然而,此時的她并不知道,在不遠處的高處,閑着出來散步的沐宸,視線卻是落在她的身上。
當看到楚千棠坐在樹下揉着自己的兇口時,沐宸眸色微動,眉頭微微皺了一下,腦海中想的是,這小子近來極少到他這裡來,這會躲到那裡揉兇口,莫不是被人打了?
楚千棠揉了一會,就靠着樹閉目養神,腦海中則想着,若是随着年齡越來越大,女子特征漸顯了來,要是兇部發育得太好,到時就算是裹兇也隻是掩耳盜鈴,所以她還是得想個辦法才行。
隻是,這到底有什麼好辦法呢?
正想着,忽感好似有一雙眼睛在盯着她,本能的睜開眼睛,就見一襲白袍的沐宸負手站在她三步之外的地方,眉頭微擰,深邃的目光正落在……她的兇口!
“沐、沐大哥?你怎麼在這?”
她一臉愕然,這是鬼吧?走路都沒聲音嗎?她好歹也是個築基修士,他是怎麼做到來到她身邊,她居然察覺不到的?
“受傷了?”沐宸問着,看向一臉愕然的少年。
“啊?”她一臉的不明所以,不知他這話是什麼意思。
“我問你,是不是受傷了?”他好脾氣的再說了一次,目光則落在他的兇口處:“剛才看你,一直在揉着兇口,是被人打了嗎?”

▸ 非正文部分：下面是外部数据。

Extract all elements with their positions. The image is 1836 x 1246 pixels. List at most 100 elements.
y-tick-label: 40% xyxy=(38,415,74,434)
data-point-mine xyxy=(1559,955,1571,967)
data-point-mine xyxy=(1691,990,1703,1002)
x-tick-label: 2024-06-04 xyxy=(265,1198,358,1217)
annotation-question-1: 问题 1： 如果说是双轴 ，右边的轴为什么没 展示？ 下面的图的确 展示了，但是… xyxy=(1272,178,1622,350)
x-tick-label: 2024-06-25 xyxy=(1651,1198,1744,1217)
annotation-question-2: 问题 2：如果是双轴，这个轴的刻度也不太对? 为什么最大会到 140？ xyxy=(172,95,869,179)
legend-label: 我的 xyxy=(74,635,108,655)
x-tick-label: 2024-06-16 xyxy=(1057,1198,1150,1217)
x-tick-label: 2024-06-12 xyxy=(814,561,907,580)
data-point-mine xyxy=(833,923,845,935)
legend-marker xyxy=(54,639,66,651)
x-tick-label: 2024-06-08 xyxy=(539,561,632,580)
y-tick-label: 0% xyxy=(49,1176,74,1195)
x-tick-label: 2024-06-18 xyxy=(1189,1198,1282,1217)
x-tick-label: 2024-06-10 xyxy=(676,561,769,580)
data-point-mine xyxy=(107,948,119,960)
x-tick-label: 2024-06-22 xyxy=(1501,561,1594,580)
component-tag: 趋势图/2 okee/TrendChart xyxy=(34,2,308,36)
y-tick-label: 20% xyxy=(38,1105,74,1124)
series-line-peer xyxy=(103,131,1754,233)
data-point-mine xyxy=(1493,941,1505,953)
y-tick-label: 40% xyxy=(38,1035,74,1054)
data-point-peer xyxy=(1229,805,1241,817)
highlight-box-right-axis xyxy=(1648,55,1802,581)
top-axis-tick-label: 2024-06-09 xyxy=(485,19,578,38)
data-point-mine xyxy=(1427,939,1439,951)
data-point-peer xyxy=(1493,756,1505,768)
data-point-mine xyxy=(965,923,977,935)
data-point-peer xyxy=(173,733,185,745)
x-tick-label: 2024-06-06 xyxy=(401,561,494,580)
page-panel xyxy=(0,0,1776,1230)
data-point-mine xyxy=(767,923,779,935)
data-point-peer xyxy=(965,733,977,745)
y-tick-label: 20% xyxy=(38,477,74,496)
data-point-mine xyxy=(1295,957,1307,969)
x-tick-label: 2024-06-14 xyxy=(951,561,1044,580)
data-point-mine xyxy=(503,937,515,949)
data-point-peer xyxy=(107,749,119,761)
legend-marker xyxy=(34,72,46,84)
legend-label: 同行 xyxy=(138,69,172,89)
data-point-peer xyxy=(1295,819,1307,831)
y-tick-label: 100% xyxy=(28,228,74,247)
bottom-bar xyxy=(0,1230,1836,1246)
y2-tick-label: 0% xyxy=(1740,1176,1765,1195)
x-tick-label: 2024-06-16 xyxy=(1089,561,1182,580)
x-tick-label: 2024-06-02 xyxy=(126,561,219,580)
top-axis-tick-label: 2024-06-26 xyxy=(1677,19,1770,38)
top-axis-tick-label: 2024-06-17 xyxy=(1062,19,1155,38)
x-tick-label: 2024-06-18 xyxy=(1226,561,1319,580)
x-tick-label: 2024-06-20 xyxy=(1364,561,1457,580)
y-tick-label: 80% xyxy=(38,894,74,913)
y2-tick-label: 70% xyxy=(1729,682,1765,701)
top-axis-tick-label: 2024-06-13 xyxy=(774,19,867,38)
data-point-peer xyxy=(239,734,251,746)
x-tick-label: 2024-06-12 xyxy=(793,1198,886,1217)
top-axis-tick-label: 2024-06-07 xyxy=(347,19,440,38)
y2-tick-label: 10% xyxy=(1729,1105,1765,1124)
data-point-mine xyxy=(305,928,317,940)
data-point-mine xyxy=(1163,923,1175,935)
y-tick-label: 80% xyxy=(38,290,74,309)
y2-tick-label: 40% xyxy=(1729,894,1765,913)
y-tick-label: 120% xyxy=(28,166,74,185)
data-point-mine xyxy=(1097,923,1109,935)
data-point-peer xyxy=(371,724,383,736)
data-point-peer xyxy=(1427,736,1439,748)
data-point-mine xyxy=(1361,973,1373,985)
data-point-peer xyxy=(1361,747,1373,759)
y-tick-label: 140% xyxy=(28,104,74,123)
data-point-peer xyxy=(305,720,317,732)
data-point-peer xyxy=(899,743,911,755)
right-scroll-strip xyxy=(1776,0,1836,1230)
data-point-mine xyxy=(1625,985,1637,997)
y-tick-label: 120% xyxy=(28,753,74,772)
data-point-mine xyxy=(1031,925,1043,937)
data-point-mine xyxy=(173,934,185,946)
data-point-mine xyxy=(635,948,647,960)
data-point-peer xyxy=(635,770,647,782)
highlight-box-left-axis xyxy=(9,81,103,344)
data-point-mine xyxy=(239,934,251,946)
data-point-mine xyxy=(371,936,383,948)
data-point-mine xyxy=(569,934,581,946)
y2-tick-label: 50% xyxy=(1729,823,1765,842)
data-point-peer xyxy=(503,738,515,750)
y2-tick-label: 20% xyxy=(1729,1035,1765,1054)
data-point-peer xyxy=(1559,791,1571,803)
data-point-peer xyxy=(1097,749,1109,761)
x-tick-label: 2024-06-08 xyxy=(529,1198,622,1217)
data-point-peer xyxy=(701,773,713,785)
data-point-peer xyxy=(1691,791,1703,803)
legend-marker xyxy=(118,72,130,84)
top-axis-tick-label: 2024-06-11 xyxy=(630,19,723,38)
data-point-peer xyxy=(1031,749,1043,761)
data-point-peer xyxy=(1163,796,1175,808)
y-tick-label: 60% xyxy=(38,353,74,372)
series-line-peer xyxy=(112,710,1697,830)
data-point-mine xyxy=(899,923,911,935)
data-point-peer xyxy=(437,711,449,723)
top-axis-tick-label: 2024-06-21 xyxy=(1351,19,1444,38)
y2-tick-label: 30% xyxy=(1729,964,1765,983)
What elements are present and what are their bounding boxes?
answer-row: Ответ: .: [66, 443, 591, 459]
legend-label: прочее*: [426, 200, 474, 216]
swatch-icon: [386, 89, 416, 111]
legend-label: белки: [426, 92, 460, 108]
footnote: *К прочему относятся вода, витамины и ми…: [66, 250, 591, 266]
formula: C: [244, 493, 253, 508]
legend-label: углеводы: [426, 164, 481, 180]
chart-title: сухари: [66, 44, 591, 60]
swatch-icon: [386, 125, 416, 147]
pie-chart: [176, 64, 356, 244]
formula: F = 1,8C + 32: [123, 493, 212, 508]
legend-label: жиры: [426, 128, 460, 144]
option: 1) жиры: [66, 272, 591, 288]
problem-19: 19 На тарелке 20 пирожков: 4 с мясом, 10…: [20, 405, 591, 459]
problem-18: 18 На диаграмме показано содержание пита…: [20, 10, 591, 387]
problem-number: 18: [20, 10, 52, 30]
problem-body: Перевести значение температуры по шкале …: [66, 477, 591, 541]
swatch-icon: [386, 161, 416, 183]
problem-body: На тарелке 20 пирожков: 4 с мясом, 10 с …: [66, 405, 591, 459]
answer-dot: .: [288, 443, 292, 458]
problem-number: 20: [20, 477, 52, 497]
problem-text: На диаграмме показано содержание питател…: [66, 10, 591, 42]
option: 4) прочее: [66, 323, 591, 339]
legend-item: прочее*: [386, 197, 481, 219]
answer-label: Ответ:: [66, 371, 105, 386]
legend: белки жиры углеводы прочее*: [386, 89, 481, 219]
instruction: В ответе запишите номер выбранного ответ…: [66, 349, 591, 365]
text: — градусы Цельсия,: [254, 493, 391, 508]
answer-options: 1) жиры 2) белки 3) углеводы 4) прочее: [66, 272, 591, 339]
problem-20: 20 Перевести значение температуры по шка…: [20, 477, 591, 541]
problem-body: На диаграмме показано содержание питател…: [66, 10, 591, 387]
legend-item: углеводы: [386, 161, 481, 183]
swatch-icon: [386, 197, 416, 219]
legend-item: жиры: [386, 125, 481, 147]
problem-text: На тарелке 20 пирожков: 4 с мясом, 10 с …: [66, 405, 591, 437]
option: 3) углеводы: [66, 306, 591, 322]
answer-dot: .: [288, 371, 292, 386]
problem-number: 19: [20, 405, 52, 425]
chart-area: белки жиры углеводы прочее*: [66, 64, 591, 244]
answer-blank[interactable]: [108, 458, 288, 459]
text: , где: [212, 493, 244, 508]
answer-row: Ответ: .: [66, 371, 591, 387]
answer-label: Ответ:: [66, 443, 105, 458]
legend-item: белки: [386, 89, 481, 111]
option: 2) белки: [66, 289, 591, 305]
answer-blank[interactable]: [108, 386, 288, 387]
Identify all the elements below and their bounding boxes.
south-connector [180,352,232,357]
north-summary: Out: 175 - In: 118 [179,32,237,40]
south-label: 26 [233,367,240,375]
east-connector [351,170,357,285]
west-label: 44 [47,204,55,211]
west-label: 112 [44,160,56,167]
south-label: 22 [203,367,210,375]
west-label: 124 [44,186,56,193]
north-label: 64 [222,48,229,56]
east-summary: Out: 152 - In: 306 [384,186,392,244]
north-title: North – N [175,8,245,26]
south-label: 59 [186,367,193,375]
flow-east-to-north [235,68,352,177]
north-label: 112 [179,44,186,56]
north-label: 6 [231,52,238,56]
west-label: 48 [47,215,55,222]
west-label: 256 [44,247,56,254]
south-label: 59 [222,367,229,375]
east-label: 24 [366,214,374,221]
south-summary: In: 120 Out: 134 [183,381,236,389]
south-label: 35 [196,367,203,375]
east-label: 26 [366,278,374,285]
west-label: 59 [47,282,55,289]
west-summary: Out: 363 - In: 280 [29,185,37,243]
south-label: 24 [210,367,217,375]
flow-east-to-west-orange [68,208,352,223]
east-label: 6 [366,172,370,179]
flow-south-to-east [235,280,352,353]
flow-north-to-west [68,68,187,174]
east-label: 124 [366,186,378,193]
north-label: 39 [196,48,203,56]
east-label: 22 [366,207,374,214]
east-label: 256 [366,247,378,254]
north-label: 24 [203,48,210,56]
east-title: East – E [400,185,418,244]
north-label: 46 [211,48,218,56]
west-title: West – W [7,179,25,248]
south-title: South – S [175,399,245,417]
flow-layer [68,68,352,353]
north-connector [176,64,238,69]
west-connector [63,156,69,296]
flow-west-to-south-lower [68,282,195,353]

這話聽得楚千棠心裡一跳,當即站了起來,連忙道:“沒有沒有,這學院裡誰敢打我啊?”
沐宸看了他一眼,淡淡的問:“那你為何揉着兇口?是不舒服?”說話間,目光又落在他的兇口處。
楚千棠嘴角抽搐着。老天,這到底是什麼話題?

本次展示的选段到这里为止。